A classificação dos seis subtipos de SA, de Atkin et al (1988a e 1988b), é formada pelos padrões de herança AD e DLX. Pescucci et al (2004) demonstraram que os pacientes com SA autossômica dominante têm grande variabilidade clínica e consideram que o aprimoramento do diagnóstico molecular possa evidenciar que esta forma não seja tão rara.

Nesta amostra 8,3% (1/12) dos homens e 31,3% (5/16) das mulheres apresentavam hematúria. Manifestavam doença renal (proteinúria) 75,0% (9/12) dos homens e 62,5% (10/16) das mulheres avaliadas; sete mulheres tinham padrão de herança AD e três tinham padrão de herança ligado ao X. Em estágio de falência renal estavam 16,7% (2/12) dos homens, ambos com DLX e nenhuma mulher. Observamos um acometimento mais severo nos homens avaliados, já que não tivemos nenhuma mulher em estágio final de falência renal (EFFR). Não houve, no entanto, correlação estatística entre gênero e comprometimento renal na amostra estudada, podendo ser decorrente do padrão de herança.

De acordo com Sirimanna et al (1995), nas mulheres, os sintomas são variáveis. Normalmente, mostram uma forma mais branda e, algumas vezes, podem apresentar somente hematúria microscópica. Esta variação pode ser explicada pela lyonização, que ocorre somente nas células do sexo feminino. Nas mulheres, portanto, deve-se efetuar a investigação de todas as que aceitarem realizar as audiometrias de tons puros ou mesmo empregar técnicas de triagem, para a detecção de portadoras da doença.

A literatura refere que as mulheres afetadas com SA ligada ao X geralmente apresentam um quadro mais brando, com mínima doença renal (Kashtan, Michael, 1996; Pirson, 1999).
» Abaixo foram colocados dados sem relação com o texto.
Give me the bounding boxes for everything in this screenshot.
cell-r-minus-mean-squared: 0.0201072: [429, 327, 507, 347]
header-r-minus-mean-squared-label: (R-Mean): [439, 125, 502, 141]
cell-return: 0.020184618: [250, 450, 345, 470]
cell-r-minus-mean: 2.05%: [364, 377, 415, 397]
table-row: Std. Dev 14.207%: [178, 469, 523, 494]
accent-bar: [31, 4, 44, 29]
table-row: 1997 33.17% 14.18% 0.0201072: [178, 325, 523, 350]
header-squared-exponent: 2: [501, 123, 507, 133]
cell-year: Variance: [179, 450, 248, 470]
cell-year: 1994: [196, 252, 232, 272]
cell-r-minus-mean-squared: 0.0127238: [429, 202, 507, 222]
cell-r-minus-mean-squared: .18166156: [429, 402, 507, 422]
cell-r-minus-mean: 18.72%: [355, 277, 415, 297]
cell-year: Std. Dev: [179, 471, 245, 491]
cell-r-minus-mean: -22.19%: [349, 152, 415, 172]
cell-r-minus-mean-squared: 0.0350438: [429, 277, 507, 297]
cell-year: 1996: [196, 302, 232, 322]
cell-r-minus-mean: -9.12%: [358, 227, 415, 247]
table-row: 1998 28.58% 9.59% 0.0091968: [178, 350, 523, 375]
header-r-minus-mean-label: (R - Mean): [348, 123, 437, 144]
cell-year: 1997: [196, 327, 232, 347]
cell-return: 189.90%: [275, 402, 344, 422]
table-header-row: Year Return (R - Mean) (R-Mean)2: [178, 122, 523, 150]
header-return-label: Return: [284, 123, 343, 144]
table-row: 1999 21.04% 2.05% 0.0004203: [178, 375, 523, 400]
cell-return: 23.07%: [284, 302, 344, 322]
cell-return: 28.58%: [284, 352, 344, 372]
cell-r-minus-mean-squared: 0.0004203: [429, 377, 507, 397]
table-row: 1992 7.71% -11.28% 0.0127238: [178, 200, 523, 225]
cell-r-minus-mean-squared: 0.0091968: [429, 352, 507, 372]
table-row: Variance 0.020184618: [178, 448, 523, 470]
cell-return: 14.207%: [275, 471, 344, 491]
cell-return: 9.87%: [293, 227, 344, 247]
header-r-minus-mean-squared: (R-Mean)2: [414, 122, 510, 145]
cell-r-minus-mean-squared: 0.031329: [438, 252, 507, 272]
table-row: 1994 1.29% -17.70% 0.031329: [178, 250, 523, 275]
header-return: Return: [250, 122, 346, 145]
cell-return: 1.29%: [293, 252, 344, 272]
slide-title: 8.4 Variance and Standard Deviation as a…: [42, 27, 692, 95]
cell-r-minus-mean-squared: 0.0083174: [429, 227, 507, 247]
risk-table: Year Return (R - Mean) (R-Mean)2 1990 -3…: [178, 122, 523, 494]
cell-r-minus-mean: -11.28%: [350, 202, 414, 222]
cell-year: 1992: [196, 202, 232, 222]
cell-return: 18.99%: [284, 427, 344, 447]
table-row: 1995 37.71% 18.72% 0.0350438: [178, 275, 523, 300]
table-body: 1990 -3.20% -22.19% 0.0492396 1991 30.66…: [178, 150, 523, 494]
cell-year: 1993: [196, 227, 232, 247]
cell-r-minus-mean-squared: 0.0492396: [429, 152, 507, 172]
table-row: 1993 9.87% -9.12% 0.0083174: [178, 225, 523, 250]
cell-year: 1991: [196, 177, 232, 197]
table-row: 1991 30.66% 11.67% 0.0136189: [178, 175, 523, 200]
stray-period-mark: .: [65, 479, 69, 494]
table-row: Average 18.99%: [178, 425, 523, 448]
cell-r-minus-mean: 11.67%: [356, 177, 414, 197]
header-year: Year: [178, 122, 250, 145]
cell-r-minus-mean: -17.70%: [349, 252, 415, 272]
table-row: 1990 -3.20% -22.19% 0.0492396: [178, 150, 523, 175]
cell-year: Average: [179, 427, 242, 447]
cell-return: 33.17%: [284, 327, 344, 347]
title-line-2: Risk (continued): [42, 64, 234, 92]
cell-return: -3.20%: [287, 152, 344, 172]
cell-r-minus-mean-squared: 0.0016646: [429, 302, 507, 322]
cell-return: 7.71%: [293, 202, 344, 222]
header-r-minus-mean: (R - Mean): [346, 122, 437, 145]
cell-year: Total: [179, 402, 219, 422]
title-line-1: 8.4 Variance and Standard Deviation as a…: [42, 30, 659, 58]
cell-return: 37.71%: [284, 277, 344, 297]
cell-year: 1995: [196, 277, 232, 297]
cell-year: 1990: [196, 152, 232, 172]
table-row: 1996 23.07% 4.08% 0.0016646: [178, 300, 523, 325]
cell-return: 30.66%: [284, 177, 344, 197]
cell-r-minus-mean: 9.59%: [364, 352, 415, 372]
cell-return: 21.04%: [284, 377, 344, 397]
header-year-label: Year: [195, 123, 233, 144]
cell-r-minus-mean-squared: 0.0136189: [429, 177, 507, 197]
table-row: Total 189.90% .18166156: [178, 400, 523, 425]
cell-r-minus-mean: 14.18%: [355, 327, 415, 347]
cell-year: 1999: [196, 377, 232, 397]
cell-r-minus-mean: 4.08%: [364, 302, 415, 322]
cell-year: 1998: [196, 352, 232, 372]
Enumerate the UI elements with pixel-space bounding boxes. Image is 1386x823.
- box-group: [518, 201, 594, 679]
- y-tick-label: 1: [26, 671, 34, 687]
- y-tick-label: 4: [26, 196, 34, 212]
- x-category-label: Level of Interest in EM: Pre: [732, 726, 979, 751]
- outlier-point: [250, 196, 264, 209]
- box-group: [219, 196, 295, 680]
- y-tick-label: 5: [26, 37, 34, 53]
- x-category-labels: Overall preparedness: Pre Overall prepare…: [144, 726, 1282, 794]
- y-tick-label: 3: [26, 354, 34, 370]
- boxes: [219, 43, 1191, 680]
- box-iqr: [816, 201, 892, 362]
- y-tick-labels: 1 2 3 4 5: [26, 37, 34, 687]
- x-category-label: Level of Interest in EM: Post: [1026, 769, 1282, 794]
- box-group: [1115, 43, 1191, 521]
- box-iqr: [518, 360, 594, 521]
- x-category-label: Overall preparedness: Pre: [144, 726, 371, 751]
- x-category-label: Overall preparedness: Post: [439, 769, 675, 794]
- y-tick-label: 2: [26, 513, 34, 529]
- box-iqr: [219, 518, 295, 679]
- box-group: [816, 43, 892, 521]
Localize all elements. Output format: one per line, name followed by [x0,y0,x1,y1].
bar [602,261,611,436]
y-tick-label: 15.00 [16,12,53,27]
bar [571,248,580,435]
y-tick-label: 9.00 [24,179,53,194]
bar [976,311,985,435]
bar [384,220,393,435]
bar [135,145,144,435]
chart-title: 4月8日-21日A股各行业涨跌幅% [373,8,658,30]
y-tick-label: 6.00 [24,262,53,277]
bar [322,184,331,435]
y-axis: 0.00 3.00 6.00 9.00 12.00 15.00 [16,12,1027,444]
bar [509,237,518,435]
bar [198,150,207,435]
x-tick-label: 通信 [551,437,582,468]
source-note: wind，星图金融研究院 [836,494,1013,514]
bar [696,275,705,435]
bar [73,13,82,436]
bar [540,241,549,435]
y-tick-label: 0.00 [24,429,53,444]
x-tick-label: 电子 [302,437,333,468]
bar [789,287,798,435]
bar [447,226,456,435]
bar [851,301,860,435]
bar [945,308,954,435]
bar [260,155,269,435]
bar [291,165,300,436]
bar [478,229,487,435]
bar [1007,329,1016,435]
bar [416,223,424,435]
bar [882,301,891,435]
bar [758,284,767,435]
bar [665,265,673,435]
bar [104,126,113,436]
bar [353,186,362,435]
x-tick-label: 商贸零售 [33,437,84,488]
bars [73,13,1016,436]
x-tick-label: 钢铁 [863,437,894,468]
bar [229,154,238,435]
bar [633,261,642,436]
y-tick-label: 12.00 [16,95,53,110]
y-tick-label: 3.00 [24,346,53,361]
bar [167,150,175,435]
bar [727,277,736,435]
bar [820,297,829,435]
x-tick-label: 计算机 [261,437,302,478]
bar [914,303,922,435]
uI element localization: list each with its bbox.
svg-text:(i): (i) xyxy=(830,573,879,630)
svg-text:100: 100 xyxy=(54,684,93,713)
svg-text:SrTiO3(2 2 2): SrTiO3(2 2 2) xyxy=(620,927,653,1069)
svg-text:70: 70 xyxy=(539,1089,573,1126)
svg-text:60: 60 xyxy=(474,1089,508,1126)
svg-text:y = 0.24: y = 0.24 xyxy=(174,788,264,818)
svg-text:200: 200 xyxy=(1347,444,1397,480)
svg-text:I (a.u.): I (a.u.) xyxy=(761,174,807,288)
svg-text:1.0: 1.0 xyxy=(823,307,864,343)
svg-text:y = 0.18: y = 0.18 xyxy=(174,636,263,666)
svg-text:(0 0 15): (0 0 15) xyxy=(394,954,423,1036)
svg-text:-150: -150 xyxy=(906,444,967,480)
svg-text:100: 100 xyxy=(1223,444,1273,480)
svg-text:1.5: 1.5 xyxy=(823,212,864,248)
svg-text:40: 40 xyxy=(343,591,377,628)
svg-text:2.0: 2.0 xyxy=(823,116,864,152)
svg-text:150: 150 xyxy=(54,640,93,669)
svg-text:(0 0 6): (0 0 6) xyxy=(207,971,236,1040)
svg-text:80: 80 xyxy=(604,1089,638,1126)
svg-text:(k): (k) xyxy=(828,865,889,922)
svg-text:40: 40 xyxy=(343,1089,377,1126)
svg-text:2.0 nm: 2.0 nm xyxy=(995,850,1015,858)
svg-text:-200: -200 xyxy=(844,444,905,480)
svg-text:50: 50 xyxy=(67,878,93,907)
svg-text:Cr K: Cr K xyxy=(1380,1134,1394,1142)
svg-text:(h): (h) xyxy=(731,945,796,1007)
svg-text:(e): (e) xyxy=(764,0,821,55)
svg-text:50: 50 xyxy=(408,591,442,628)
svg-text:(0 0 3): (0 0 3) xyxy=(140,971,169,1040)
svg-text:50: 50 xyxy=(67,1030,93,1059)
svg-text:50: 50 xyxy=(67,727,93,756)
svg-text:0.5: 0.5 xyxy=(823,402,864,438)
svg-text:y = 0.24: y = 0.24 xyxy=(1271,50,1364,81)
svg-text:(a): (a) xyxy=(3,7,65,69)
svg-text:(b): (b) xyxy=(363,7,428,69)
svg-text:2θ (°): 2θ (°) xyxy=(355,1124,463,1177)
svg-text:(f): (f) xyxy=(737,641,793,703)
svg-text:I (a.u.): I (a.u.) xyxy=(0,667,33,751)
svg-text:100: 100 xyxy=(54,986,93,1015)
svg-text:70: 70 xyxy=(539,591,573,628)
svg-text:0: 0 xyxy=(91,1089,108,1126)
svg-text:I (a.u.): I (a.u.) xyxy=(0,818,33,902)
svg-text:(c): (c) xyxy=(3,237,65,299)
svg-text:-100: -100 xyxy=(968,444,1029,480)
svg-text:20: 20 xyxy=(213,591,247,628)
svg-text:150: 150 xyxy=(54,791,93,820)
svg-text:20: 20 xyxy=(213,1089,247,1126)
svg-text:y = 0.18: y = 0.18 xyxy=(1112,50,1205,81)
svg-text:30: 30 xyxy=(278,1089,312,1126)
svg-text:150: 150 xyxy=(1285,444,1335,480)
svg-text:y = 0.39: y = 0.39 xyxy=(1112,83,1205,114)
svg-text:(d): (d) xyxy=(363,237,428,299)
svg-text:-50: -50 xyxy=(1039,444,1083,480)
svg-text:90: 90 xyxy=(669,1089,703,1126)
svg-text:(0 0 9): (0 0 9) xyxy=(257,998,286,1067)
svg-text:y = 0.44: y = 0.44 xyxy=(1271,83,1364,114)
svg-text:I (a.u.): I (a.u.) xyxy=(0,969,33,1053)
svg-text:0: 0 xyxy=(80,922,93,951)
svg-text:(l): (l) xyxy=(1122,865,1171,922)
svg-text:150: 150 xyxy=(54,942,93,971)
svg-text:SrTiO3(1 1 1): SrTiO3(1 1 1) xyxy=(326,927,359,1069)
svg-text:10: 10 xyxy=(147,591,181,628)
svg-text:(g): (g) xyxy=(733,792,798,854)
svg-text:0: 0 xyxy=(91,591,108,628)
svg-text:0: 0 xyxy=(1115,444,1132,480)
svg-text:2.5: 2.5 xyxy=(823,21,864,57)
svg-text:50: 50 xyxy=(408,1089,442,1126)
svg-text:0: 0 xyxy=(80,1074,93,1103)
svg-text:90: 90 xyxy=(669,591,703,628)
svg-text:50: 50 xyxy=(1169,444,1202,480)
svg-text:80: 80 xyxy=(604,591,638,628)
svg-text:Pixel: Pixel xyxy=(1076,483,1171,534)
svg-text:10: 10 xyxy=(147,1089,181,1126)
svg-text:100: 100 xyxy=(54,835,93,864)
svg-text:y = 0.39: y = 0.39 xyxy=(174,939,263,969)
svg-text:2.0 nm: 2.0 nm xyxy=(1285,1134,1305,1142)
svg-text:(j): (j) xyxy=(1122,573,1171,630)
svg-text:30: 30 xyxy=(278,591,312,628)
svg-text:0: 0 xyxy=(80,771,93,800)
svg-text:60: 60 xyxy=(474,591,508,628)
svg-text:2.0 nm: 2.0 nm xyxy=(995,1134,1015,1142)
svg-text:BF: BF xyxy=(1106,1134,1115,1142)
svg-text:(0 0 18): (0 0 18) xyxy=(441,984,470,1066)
A proteinúria, ausente nos primeiros anos de vida, aumenta progressivamente com a idade. A proteinúria ocorre nos homens com SA ligada ao X e, em ambos os sexos, com SA autossômica recessiva (Kashtan, Michael, 1996).

A seqüência de instalação da perda auditiva com relação ao EFFR e o prognóstico renal dependem do tipo de mutação. Barker et al (1996) e Gross et al (2002) estabeleceram correlações genótipo-fenótipo.

Os familiares sem comprometimento clínico foram analisados e comparados aos que tinham alteração renal. Todos os que apresentavam alteração auditiva mostravam comprometimento renal. Entre os que tinham avaliação audiométrica normal, 59,1% apresentavam comprometimento renal. Existiu associação entre acometimento renal e alteração auditiva (p= 0,009) nos pacientes estudados. 48% (12/25) dos pacientes em qualquer estágio da doença renal tinham alteração leve ou moderada da audição. 52% (13/25) dos pacientes em qualquer estágio da doença renal não exibiam alteração nos exames audiológicos (Tab. 10).